A metal loop is attached to an axle with a handle as shown. The north pole of a magnet is placed blow the loop and handle turned so that the looks rotates counterclockwise at a constant angular speed.

Suppose the loop (the one above) were replaced by a second loop that is identical to the first except for a small cut in it. The loop is rotated as before.
1. How does the maximum induced emf in the uncut loop compare to the maximum induced emf in the cut loop?
2. How does the maximum induced current in the uncut loop compare to the maximum induced current in the cut loop?

Homework Equations

This question is conceptual

The Attempt at a Solution

Well, for #2 I think that the maximum induced current in the cut loop will be smaller than in the uncut loop, because in the uncut loop the current continuously moves around the loop.

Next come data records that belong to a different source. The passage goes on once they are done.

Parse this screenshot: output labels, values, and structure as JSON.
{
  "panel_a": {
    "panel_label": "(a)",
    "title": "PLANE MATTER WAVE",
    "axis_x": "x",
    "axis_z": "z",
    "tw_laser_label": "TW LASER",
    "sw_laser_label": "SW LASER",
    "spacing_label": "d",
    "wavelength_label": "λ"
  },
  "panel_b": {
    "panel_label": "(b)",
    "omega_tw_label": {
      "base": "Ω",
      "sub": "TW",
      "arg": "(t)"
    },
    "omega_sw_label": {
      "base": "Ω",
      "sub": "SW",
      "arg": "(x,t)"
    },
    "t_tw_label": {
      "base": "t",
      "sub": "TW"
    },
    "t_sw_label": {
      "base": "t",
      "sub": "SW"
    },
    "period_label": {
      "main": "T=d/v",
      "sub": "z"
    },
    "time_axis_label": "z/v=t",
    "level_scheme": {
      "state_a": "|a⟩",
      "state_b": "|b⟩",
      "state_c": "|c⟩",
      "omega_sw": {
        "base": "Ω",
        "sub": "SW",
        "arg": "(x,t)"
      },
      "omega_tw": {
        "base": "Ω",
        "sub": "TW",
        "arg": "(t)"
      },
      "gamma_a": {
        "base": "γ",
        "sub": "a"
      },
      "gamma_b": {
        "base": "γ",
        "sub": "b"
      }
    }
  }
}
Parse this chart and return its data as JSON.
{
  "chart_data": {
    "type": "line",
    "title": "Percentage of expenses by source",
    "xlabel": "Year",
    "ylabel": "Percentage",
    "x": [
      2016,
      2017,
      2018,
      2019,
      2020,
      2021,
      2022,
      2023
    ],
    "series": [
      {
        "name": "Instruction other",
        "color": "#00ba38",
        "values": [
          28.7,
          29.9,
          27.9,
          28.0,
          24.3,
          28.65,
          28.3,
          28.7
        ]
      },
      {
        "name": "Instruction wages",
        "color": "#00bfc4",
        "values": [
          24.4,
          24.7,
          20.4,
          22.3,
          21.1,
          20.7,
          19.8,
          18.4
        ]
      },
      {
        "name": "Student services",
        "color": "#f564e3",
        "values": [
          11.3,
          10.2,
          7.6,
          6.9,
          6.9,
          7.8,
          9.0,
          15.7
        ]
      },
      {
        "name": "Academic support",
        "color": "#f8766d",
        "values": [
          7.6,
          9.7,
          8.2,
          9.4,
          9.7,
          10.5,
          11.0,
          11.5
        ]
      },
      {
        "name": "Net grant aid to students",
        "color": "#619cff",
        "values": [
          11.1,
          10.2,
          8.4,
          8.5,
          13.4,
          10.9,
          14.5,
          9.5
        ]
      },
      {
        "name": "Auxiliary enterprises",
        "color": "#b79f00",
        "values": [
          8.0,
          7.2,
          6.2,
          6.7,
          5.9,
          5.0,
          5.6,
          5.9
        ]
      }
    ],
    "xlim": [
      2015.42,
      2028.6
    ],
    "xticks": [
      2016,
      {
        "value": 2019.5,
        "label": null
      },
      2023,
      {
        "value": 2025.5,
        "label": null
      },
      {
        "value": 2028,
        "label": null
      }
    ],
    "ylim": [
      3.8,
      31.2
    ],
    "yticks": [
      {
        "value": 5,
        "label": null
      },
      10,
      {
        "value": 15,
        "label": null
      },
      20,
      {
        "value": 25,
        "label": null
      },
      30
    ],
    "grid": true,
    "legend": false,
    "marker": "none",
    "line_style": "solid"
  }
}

This does not happen in the cut loop.
But as for #1, I don't really know how to relate current to emf.

Any suggestions on what to do?

 

[elect_eng]

Homework Statement

A metal loop is attached to an axle with a handle as shown. The north pole of a magnet is placed blow the loop and handle turned so that the looks rotates counterclockwise at a constant angular speed.

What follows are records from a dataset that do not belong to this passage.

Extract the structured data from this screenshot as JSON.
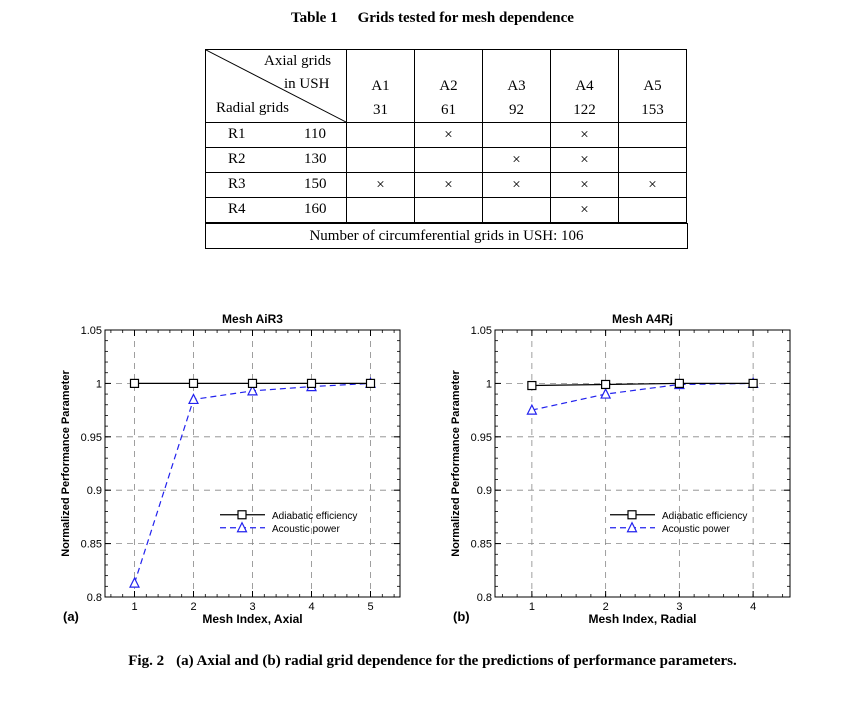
{
  "table": {
    "number": "Table 1",
    "title": "Grids tested for mesh dependence",
    "header": {
      "axial_line1": "Axial grids",
      "axial_line2": "in USH",
      "radial": "Radial grids"
    },
    "columns": [
      {
        "name": "A1",
        "value": "31"
      },
      {
        "name": "A2",
        "value": "61"
      },
      {
        "name": "A3",
        "value": "92"
      },
      {
        "name": "A4",
        "value": "122"
      },
      {
        "name": "A5",
        "value": "153"
      }
    ],
    "rows": [
      {
        "name": "R1",
        "value": "110",
        "marks": [
          "",
          "×",
          "",
          "×",
          ""
        ]
      },
      {
        "name": "R2",
        "value": "130",
        "marks": [
          "",
          "",
          "×",
          "×",
          ""
        ]
      },
      {
        "name": "R3",
        "value": "150",
        "marks": [
          "×",
          "×",
          "×",
          "×",
          "×"
        ]
      },
      {
        "name": "R4",
        "value": "160",
        "marks": [
          "",
          "",
          "",
          "×",
          ""
        ]
      }
    ],
    "footer": "Number of circumferential grids in USH: 106"
  },
  "chart_data": [
    {
      "type": "line",
      "title": "Mesh AiR3",
      "panel_label": "(a)",
      "xlabel": "Mesh Index, Axial",
      "ylabel": "Normalized Performance Parameter",
      "x": [
        1,
        2,
        3,
        4,
        5
      ],
      "xlim": [
        0.5,
        5.5
      ],
      "ylim": [
        0.8,
        1.05
      ],
      "yticks": [
        "0.8",
        "0.85",
        "0.9",
        "0.95",
        "1",
        "1.05"
      ],
      "xticks": [
        "1",
        "2",
        "3",
        "4",
        "5"
      ],
      "grid": true,
      "legend_position": "lower-right",
      "series": [
        {
          "name": "Adiabatic efficiency",
          "values": [
            1.0,
            1.0,
            1.0,
            1.0,
            1.0
          ],
          "color": "#000000",
          "marker": "square",
          "line": "solid"
        },
        {
          "name": "Acoustic power",
          "values": [
            0.813,
            0.985,
            0.993,
            0.997,
            1.0
          ],
          "color": "#2222ee",
          "marker": "triangle",
          "line": "dashed"
        }
      ]
    },
    {
      "type": "line",
      "title": "Mesh A4Rj",
      "panel_label": "(b)",
      "xlabel": "Mesh Index, Radial",
      "ylabel": "Normalized Performance Parameter",
      "x": [
        1,
        2,
        3,
        4
      ],
      "xlim": [
        0.5,
        4.5
      ],
      "ylim": [
        0.8,
        1.05
      ],
      "yticks": [
        "0.8",
        "0.85",
        "0.9",
        "0.95",
        "1",
        "1.05"
      ],
      "xticks": [
        "1",
        "2",
        "3",
        "4"
      ],
      "grid": true,
      "legend_position": "lower-right",
      "series": [
        {
          "name": "Adiabatic efficiency",
          "values": [
            0.998,
            0.999,
            1.0,
            1.0
          ],
          "color": "#000000",
          "marker": "square",
          "line": "solid"
        },
        {
          "name": "Acoustic power",
          "values": [
            0.975,
            0.99,
            0.999,
            1.0
          ],
          "color": "#2222ee",
          "marker": "triangle",
          "line": "dashed"
        }
      ]
    }
  ],
  "caption": {
    "label": "Fig. 2",
    "text": "(a) Axial and (b) radial grid dependence for the predictions of performance parameters."
  }
}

Suppose the loop (the one above) were replaced by a second loop that is identical to the first except for a small cut in it. The loop is rotated as before.
1. How does the maximum induced emf in the uncut loop compare to the maximum induced emf in the cut loop?
2. How does the maximum induced current in the uncut loop compare to the maximum induced current in the cut loop?

Homework Equations

This question is conceptual

The Attempt at a Solution

Well, for #2 I think that the maximum induced current in the cut loop will be smaller than in the uncut loop, because in the uncut loop the current continuously moves around the loop. This does not happen in the cut loop.
But as for #1, I don't really know how to relate current to emf.

Any suggestions on what to do?

Faraday's Law says that the line integral of electric field (i.e. voltage potential) around a loop is equal to the negative rate of change of flux penetrating the area bounded by the loop (EMF due to flux change). The voltage potential will be the resistance of the loop times the current in the loop. However, the EMF due to flux change is the same in both cases. You correctly noted that the current is very small for the cut loop. The current in the uncut loop is very high since the conductor resistance is small. So basically, the EMF is the same in both cases and since EMF is equal to the potential, the current is low in once case (high resistance) and the current is high in the other case (low resistance). Basically, the cut wire acts like a perfect conductor with a very high resistance in the gap. So the potential in directly across the gap. The uncut wire has the potential drop is a distributed way across the whole wire.